Bimekizumab is in clinical development for moderate to severe chronic plaque psoriasis. Plaque psoriasis is a persistent, long lasting chronic inflammatory disease causing red, flaky and itchy patches of skin commonly appearing on the elbows, knees, scalp and lower back. Plaque psoriasis is an autoimmune disease, meaning that the immune cells which usually fight infection attack the body’s own tissues instead, in this case, the skin. Treatment is determined by the type and severity of psoriasis, and the area of skin affected, and may include a combination of topical, phototherapy and systemic (oral or injected) therapies.
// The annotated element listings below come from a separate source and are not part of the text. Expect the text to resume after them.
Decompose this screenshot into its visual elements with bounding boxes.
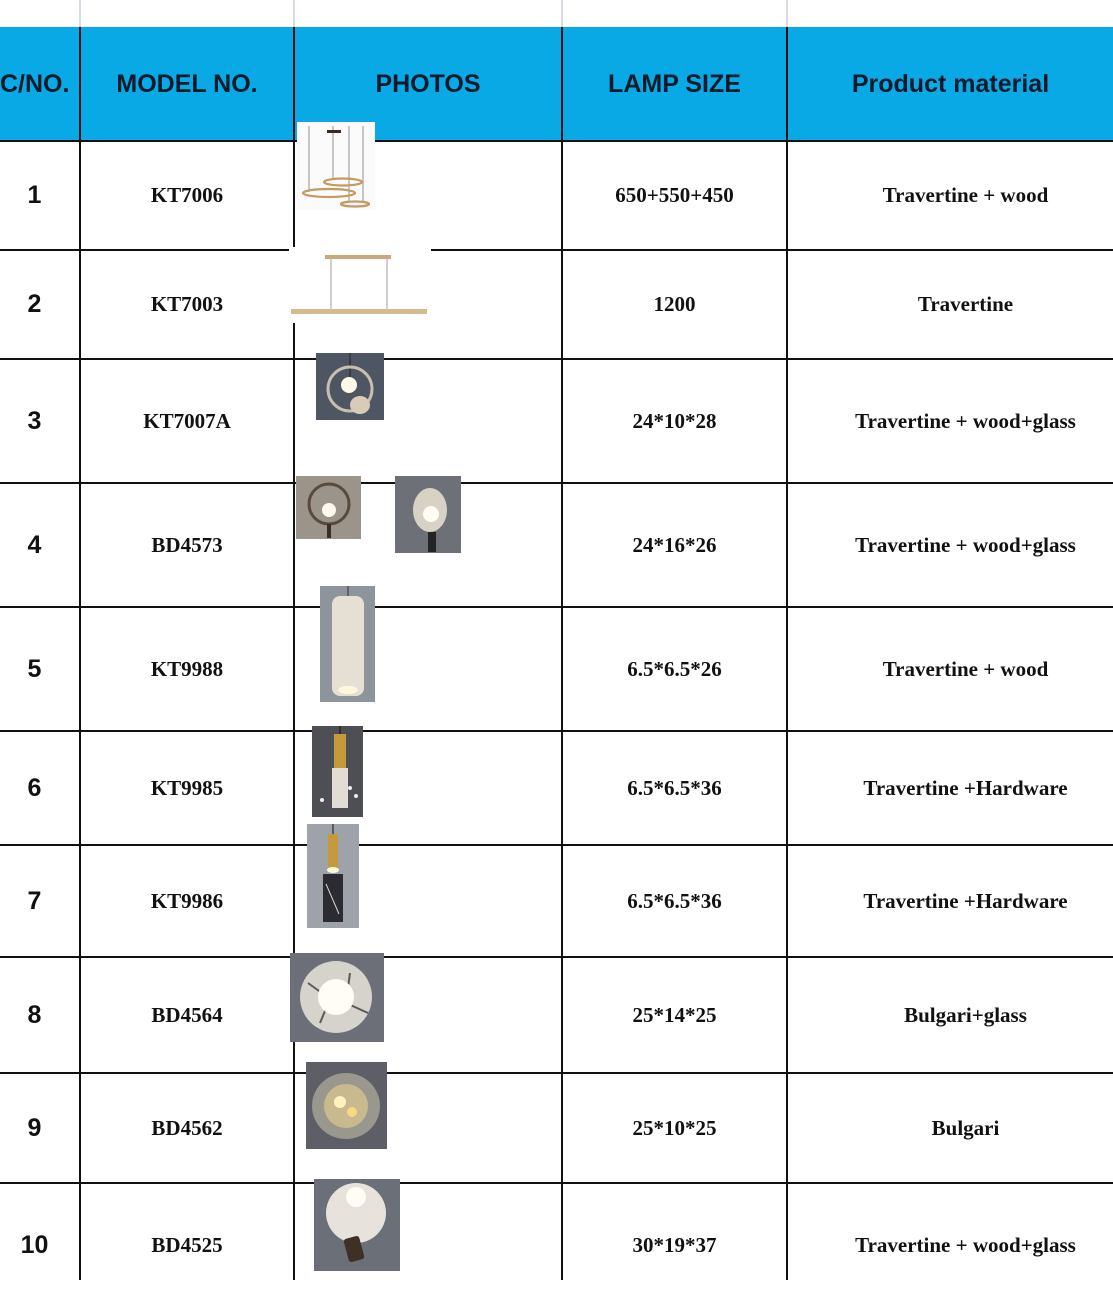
product-material: Travertine + wood+glass	[855, 408, 1076, 433]
model-no: KT7006	[150, 183, 224, 207]
model-no: BD4564	[151, 1002, 223, 1027]
marble-disc-sconce-photo	[306, 1062, 387, 1149]
lamp-size: 6.5*6.5*26	[627, 656, 722, 681]
header-photos: PHOTOS	[375, 69, 481, 98]
ring-chandelier-photo	[297, 122, 375, 210]
grid-line	[561, 0, 563, 27]
product-material: Travertine + wood+glass	[855, 532, 1076, 557]
product-material: Travertine + wood	[882, 183, 1049, 207]
brass-cylinder-pendant-photo	[312, 726, 363, 817]
model-no: KT7007A	[143, 408, 231, 433]
cylinder-pendant-photo	[320, 586, 375, 702]
model-no: KT9986	[150, 888, 224, 913]
header-sc-no: C/NO.	[0, 69, 70, 98]
ring-wall-lamp-photo	[296, 476, 361, 539]
linear-pendant-photo	[289, 247, 431, 323]
lamp-size: 650+550+450	[615, 183, 734, 207]
grid-line	[293, 0, 295, 27]
row-number: 7	[27, 886, 42, 915]
header-lamp-size: LAMP SIZE	[608, 69, 741, 98]
model-no: BD4525	[151, 1232, 223, 1257]
row-number: 8	[27, 1000, 42, 1029]
ring-wall-lamp-side-photo	[395, 476, 461, 553]
row-number: 4	[27, 530, 42, 559]
table-header	[0, 27, 1113, 141]
lamp-size: 24*10*28	[632, 408, 717, 433]
marble-disc-wall-lamp-photo	[290, 953, 384, 1042]
row-number: 10	[20, 1230, 49, 1259]
row-number: 5	[27, 654, 42, 683]
product-material: Bulgari+glass	[904, 1002, 1027, 1027]
row-number: 3	[27, 406, 42, 435]
model-no: KT9988	[150, 656, 224, 681]
product-material: Travertine +Hardware	[863, 888, 1068, 913]
model-no: KT7003	[150, 292, 224, 316]
product-material: Travertine + wood+glass	[855, 1232, 1076, 1257]
model-no: BD4562	[151, 1115, 223, 1140]
lamp-size: 6.5*6.5*36	[627, 888, 722, 913]
row-number: 2	[27, 290, 42, 318]
product-material: Travertine +Hardware	[863, 775, 1068, 800]
row-number: 9	[27, 1113, 42, 1142]
column-divider	[293, 27, 295, 1280]
row-number: 1	[27, 181, 42, 209]
lamp-size: 30*19*37	[632, 1232, 717, 1257]
grid-line	[786, 0, 788, 27]
row-number: 6	[27, 773, 42, 802]
product-material: Travertine	[917, 292, 1014, 316]
ring-globe-pendant-photo	[316, 353, 384, 420]
product-material: Bulgari	[931, 1115, 1000, 1140]
lamp-size: 1200	[653, 292, 696, 316]
product-material: Travertine + wood	[882, 656, 1049, 681]
model-no: BD4573	[151, 532, 223, 557]
lamp-size: 25*14*25	[632, 1002, 717, 1027]
lamp-size: 24*16*26	[632, 532, 717, 557]
sheet-top-strip	[0, 0, 1113, 28]
header-model-no: MODEL NO.	[116, 69, 258, 98]
marble-cylinder-pendant-photo	[307, 824, 359, 928]
lamp-size: 6.5*6.5*36	[627, 775, 722, 800]
lamp-size: 25*10*25	[632, 1115, 717, 1140]
spotlight-wall-lamp-photo	[314, 1179, 400, 1271]
model-no: KT9985	[150, 775, 224, 800]
header-product-material: Product material	[851, 69, 1050, 98]
grid-line	[79, 0, 81, 27]
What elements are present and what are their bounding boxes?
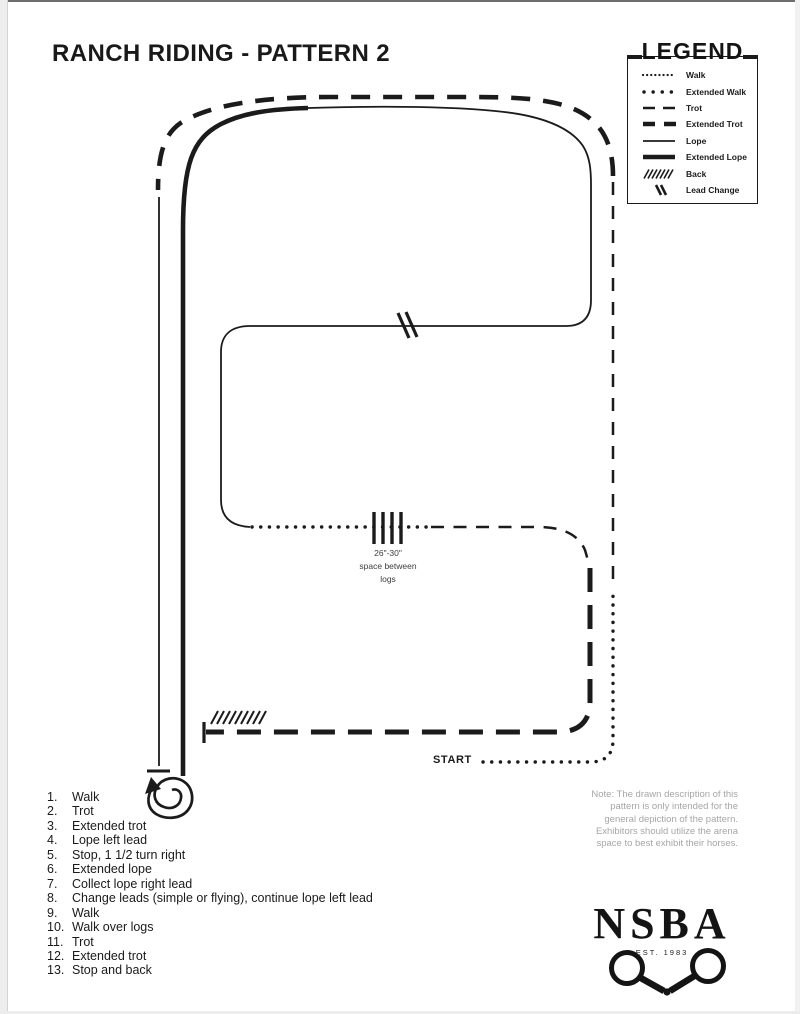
extended-walk-line-icon — [640, 86, 678, 98]
legend-row-extended-walk: Extended Walk — [628, 83, 757, 99]
note-line: Note: The drawn description of this — [591, 789, 738, 800]
legend-row-extended-trot: Extended Trot — [628, 116, 757, 132]
step-item: 7. Collect lope right lead — [47, 876, 193, 891]
start-label: START — [433, 754, 472, 766]
step-item: 9. Walk — [47, 905, 100, 920]
step-item: 13. Stop and back — [47, 963, 152, 978]
nsba-logo — [562, 899, 762, 1002]
legend-rows — [628, 67, 757, 198]
walk-line-icon — [640, 69, 678, 81]
step-item: 4. Lope left lead — [47, 833, 148, 848]
step-item: 6. Extended lope — [47, 862, 152, 877]
nsba-logo-est: EST. 1983 — [635, 948, 689, 957]
legend-row-lead-change: Lead Change — [628, 182, 757, 198]
steps-list — [47, 790, 373, 978]
extended-trot-line-icon — [640, 118, 678, 130]
step-item: 8. Change leads (simple or flying), continue lope left lead — [47, 891, 373, 906]
legend-title: LEGEND — [641, 38, 744, 64]
logs — [374, 512, 401, 544]
back-hatch-icon — [640, 168, 678, 180]
back-hatch-mark — [211, 711, 266, 724]
legend-row-back: Back — [628, 165, 757, 181]
legend — [627, 38, 758, 204]
step-item: 5. Stop, 1 1/2 turn right — [47, 847, 186, 862]
extended-lope-line — [183, 108, 308, 776]
lead-change-icon — [640, 184, 678, 196]
nsba-logo-wordmark: NSBA — [593, 899, 731, 948]
extended-lope-line-icon — [640, 151, 678, 163]
lope-collect-line — [221, 107, 591, 527]
extended-trot-bottom-line — [206, 568, 590, 732]
walk-start-line — [483, 588, 613, 762]
logs-caption-line: space between — [359, 561, 417, 571]
note-line: space to best exhibit their horses. — [596, 838, 738, 850]
step-item: 2. Trot — [47, 804, 94, 819]
step-item: 10. Walk over logs — [47, 920, 154, 935]
lead-change-mark — [398, 312, 417, 338]
logs-caption-line: 26"-30" — [374, 548, 402, 558]
step-item: 1. Walk — [47, 790, 100, 804]
legend-row-trot: Trot — [628, 100, 757, 116]
trot-line-icon — [640, 102, 678, 114]
legend-row-lope: Lope — [628, 133, 757, 149]
disclaimer-note — [591, 789, 738, 850]
step-item: 11. Trot — [47, 934, 94, 949]
note-line: Exhibitors should utilize the arena — [595, 825, 738, 837]
logs-caption — [338, 547, 438, 586]
step-item: 3. Extended trot — [47, 818, 147, 833]
legend-row-extended-lope: Extended Lope — [628, 149, 757, 165]
trot-mid-line — [431, 527, 589, 564]
legend-row-walk: Walk — [628, 67, 757, 83]
lope-line-icon — [640, 135, 678, 147]
logs-caption-line: logs — [380, 574, 396, 584]
note-line: pattern is only intended for the — [610, 801, 738, 813]
page-title: RANCH RIDING - PATTERN 2 — [52, 40, 391, 67]
extended-trot-arc — [158, 97, 613, 190]
step-item: 12. Extended trot — [47, 948, 147, 963]
note-line: general depiction of the pattern. — [604, 813, 738, 825]
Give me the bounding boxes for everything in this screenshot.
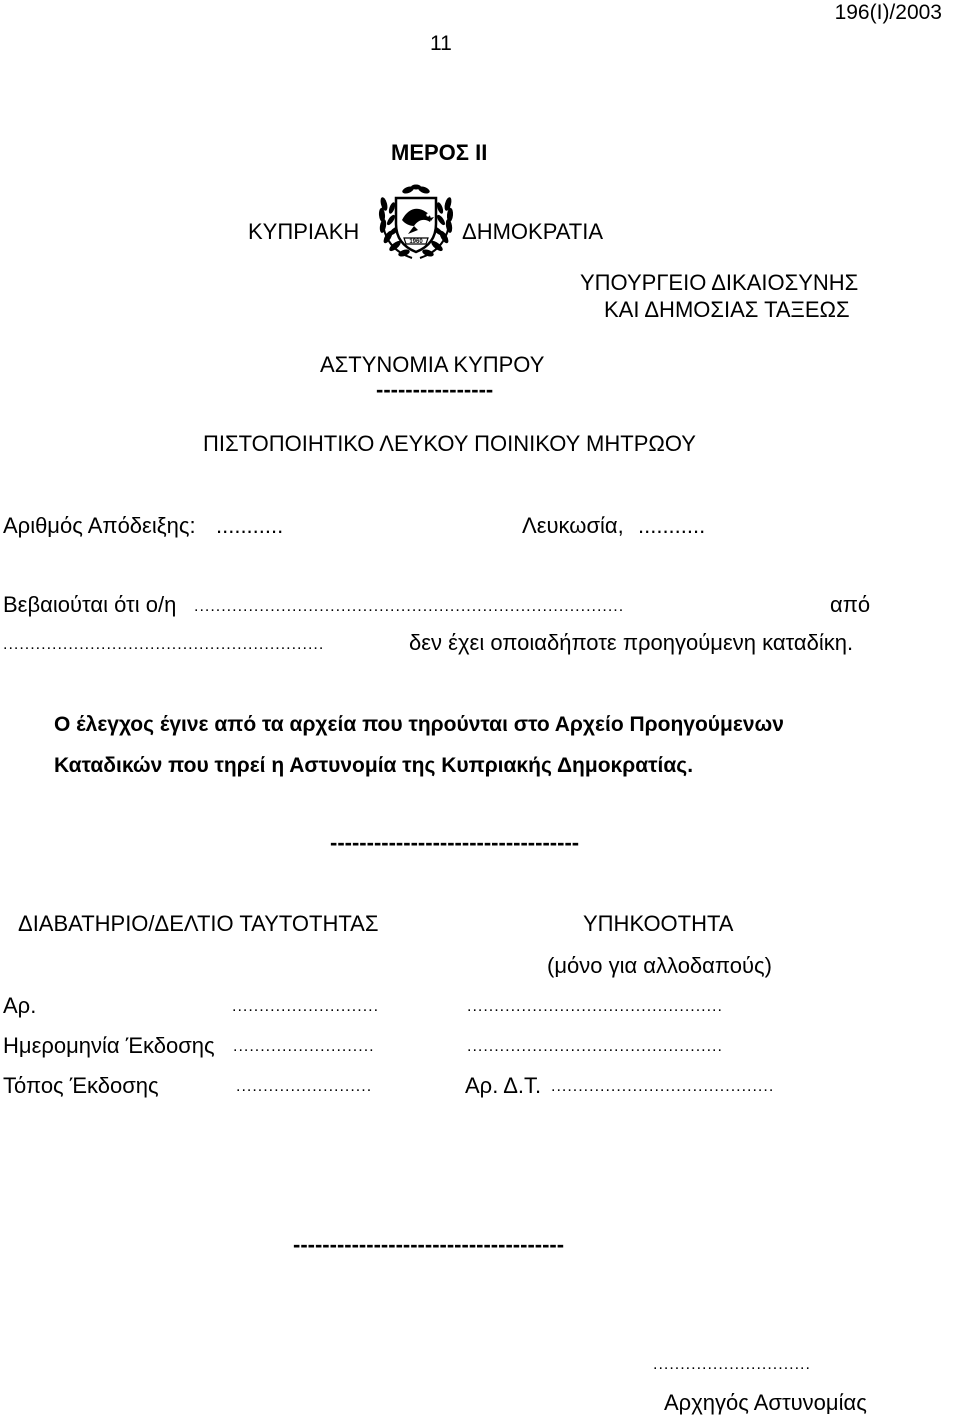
ministry-line-1: ΥΠΟΥΡΓΕΙΟ ΔΙΚΑΙΟΣΥΝΗΣ [580,270,859,295]
signature-field: ............................. [653,1356,811,1373]
certificate-title: ΠΙΣΤΟΠΟΙΗΤΙΚΟ ΛΕΥΚΟΥ ΠΟΙΝΙΚΟΥ ΜΗΤΡΩΟΥ [203,431,696,456]
no-conviction-text: δεν έχει οποιαδήποτε προηγούμενη καταδίκη. [409,630,854,655]
receipt-label: Αριθμός Απόδειξης: [3,513,196,538]
police-rule: ---------------- [376,377,494,402]
origin-field: ........................................................... [3,636,325,653]
certifies-text-from: από [830,592,871,617]
act-reference: 196(Ι)/2003 [834,1,942,24]
republic-right: ΔΗΜΟΚΡΑΤΙΑ [462,219,604,244]
separator-2: ------------------------------------- [293,1232,565,1257]
police-name: ΑΣΤΥΝΟΜΙΑ ΚΥΠΡΟΥ [320,352,545,377]
date-field: ........... [638,513,706,538]
separator-1: ---------------------------------- [330,830,580,855]
coat-of-arms-emblem [374,182,458,264]
page-number: 11 [430,32,452,55]
place-label: Λευκωσία, [522,513,624,538]
republic-left: ΚΥΠΡΙΑΚΗ [248,219,360,244]
certifies-text-start: Βεβαιούται ότι ο/η [3,592,177,617]
signature-title: Αρχηγός Αστυνομίας [664,1390,867,1415]
nationality-field-2: ............................................... [467,1038,723,1055]
issue-date-field: .......................... [233,1038,375,1055]
nationality-field: ............................................... [467,998,723,1015]
person-name-field: ............................................................................... [194,598,625,615]
check-statement-line-1: Ο έλεγχος έγινε από τα αρχεία που τηρούνται στο Αρχείο Προηγούμενων [54,713,784,736]
receipt-number-field: ........... [216,513,284,538]
nationality-heading: ΥΠΗΚΟΟΤΗΤΑ [583,911,734,936]
alien-id-label: Αρ. Δ.Τ. [465,1073,542,1098]
id-section-heading: ΔΙΑΒΑΤΗΡΙΟ/ΔΕΛΤΙΟ ΤΑΥΤΟΤΗΤΑΣ [18,911,379,936]
alien-id-field: ......................................... [551,1078,775,1095]
check-statement-line-2: Καταδικών που τηρεί η Αστυνομία της Κυπριακής Δημοκρατίας. [54,754,694,777]
issue-place-label: Τόπος Έκδοσης [3,1073,159,1098]
nationality-note: (μόνο για αλλοδαπούς) [547,953,772,978]
emblem-year: 1960 [409,239,423,245]
part-title: ΜΕΡΟΣ ΙΙ [391,140,488,165]
id-number-field: ........................... [232,998,380,1015]
issue-place-field: ......................... [236,1078,373,1095]
id-number-label: Αρ. [3,993,37,1018]
issue-date-label: Ημερομηνία Έκδοσης [3,1033,215,1058]
ministry-line-2: ΚΑΙ ΔΗΜΟΣΙΑΣ ΤΑΞΕΩΣ [604,297,850,322]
Bimekizumab is a humanised monoclonal IgG1 antibody which works by selectively neutralising two important proteins (interleukin (IL)-17A and 17F). These proteins promote inflammation and stimulate other chemicals which drive inflammation, and result in multiple tissue damage including the skin. Neutralizing both IL-17F and IL-17A reduces skin and joint inflammation. Early studies have shown that bimekizumab administered by subcutaneous injection has the potential to rapidly resolve symptoms while remaining safe and well-tolerated. If licensed, bimekizumab will offer an additional systemic therapy option for patients with moderate to severe chronic plaque psoriasis.
Secukinumab as a subcutaneous injection is in clinical development for the treatment of enthesitis related arthritis (ERA) and juvenile psoriatic arthritis (JPsA). These conditions belong to a group of arthritis conditions of unknown cause known as juvenile idiopathic arthritis which affect children. JPsA patients have arthritis and psoriasis, an inflammatory skin disease and ERA patients have arthritis and enthesitis, inflammation of the ligaments and tendons. These conditions are the result of the immune system mistakenly attacking the body’s own cells at the joints and the skin or tendons, causing swelling, pain and reduced mobility.